Клавдея с Дарьей напеременки выходили на опушку леса и следили за тропой, которая вела в город. Подходов к заимке много, но если беда — она верней всего придет только по этой тропе. По ней в первые дни после разгрома восстания дважды уже приходили жандармы, допытывались, где Порфирий и Лиза. Не веря словам Клавдеи, будто погибли они, жандармы лазили в подполье, обшаривали ближние кусты на берегу Уватчика. Теперь отступились. Клавдея боялась тогда: не забрали бы ее. Нет, не взяли, только изругали всячески.

Когда комитетчики решили уходить в тайгу, Клавдея тоже попросилась с ними, Порфирий сказал:

Оставайся здесь, с Дарьей. Вас сразу не тронули — ну и теперь не тронут. Прямых улик против вас нету. А здесь вы нужнее. Связь через вас держать будем.

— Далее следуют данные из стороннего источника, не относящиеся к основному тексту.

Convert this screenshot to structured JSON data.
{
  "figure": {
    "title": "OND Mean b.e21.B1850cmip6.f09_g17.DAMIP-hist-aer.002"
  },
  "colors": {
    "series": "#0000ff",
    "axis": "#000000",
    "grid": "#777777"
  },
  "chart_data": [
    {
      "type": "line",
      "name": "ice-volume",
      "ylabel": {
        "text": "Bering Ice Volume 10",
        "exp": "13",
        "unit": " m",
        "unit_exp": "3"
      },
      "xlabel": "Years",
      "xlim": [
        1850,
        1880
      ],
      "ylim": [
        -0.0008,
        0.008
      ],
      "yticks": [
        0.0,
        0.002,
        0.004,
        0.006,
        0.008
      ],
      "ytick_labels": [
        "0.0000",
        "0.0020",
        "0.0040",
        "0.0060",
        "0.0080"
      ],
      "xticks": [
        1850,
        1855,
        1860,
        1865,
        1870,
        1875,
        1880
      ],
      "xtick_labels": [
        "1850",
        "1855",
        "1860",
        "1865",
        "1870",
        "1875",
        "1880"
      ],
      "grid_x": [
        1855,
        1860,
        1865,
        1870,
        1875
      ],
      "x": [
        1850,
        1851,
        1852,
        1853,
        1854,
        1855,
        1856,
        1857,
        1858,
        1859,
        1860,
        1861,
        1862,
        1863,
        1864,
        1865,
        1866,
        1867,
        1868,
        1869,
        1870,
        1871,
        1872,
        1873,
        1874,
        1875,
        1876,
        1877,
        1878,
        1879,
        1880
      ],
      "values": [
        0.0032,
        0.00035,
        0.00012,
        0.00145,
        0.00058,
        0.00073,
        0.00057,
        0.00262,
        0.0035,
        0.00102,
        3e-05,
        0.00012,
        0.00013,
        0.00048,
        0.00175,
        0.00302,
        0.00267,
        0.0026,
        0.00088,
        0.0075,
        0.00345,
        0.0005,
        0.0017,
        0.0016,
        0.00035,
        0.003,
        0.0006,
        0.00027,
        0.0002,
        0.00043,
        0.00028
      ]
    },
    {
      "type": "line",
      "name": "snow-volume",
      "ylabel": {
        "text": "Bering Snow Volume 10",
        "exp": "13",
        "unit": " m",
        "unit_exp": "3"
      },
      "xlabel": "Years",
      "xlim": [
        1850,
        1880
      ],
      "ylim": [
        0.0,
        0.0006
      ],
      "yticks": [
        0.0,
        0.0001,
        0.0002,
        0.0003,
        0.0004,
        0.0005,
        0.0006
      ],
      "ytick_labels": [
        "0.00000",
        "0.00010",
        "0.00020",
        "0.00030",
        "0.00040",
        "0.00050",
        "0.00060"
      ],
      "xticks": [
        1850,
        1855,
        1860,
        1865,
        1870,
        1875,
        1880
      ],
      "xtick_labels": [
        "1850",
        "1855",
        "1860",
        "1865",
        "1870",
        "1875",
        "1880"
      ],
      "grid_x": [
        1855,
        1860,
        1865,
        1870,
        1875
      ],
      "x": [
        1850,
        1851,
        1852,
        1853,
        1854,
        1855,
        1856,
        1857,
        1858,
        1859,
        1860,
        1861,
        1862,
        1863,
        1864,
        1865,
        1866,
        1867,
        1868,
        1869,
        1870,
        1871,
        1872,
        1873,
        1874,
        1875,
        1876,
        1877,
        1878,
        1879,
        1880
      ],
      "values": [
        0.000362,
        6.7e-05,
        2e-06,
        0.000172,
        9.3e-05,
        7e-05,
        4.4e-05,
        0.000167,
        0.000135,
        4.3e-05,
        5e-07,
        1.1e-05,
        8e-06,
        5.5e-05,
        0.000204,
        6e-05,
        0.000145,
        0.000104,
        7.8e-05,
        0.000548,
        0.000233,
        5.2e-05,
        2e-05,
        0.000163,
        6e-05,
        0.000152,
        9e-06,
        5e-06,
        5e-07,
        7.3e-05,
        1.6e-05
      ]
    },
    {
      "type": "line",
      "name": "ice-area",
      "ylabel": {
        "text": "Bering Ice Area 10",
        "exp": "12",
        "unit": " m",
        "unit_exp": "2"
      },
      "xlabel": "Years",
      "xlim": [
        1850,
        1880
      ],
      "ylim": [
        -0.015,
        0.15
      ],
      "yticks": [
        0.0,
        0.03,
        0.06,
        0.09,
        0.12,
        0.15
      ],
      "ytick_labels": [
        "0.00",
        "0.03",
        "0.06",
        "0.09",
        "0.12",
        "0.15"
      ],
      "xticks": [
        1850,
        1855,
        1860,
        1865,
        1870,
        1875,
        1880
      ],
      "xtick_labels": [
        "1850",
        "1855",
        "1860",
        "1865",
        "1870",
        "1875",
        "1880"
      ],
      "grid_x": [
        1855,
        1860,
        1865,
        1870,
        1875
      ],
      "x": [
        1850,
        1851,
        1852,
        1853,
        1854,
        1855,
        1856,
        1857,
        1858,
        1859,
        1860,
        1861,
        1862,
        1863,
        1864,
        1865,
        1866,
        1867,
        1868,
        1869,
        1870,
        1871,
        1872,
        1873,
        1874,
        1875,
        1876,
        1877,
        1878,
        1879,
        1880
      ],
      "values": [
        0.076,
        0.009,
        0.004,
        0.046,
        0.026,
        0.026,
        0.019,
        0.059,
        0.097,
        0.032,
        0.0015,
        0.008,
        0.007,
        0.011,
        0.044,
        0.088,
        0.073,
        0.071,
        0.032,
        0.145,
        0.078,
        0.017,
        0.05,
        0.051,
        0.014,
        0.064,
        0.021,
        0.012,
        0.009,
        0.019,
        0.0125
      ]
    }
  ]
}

Переминаясь на месте, чтобы согреть зябнущие ноги, Клавдея думала: а каков людям будет путь в тайгу? Добро бы только мужчины одни — Лиза как дойдет? Коням овса в тайге не припасено: сколько сейчас навьючат — весь в пути скормят им. А там копытить сухую траву коням придется, с ельников мох теребить. До весны отощают совсем. Выдюжили бы. На Клавдею опять нахлынули все те заботы, какие одолевали ее, когда, бывало, Ильча уходил в тайгу на свой трудный промысел. Только теперь-то ведь не о промысле дума, а о жизнях человеческих. Скорей бы, скорей все наладили Порфирий с Финогеном и собрались бы все, кому уходить. И когда на подмену являлась Дарья, Клавдея спешила к дому и спрашивала Порфирия:

Мужики, вам ничего подсобить не надобно? — Она как-то даже и не думала о той огромной опасности и, главное, ответственности, какие ожидают ее, когда она останется связной. Время такое: чуть ошибись — и погибнешь. Ну, да когда останется человек один, тогда и думать ему о себе. — Сейчас чем вам еще помочь?

Нет, ничего. Справимся сами. За тропой хорошенько следите.

К сумеркам все было готово. Кони, навьюченные И о нагруженными волокушами, грызли в торбах овес — с места накормить их надо сытнее всего. Финоген прилег отдохнуть. Ему досталось труднее Порфирия, он рубил и вязал березы на волокуши, а потом ходил вверх по Уватчику просматривать дорогу, которой ночью придется им выбираться отсюда. Надо выверить все заранее.

С началом темноты прибежал Савва. Он дал большой круг по елани и подошел к заимке сбоку. Савва рассказал, что с косогора он видел, как возле эшелона Меллера-Закомельского табунятся каратели, должно быть, готовятся идти в ночную облаву. После разгрома восстания Савва стал неузнаваемо сдержанным и сухим… Он говорил о карателях внешне спокойно, а в глазах у него была глубокая и злая тоска.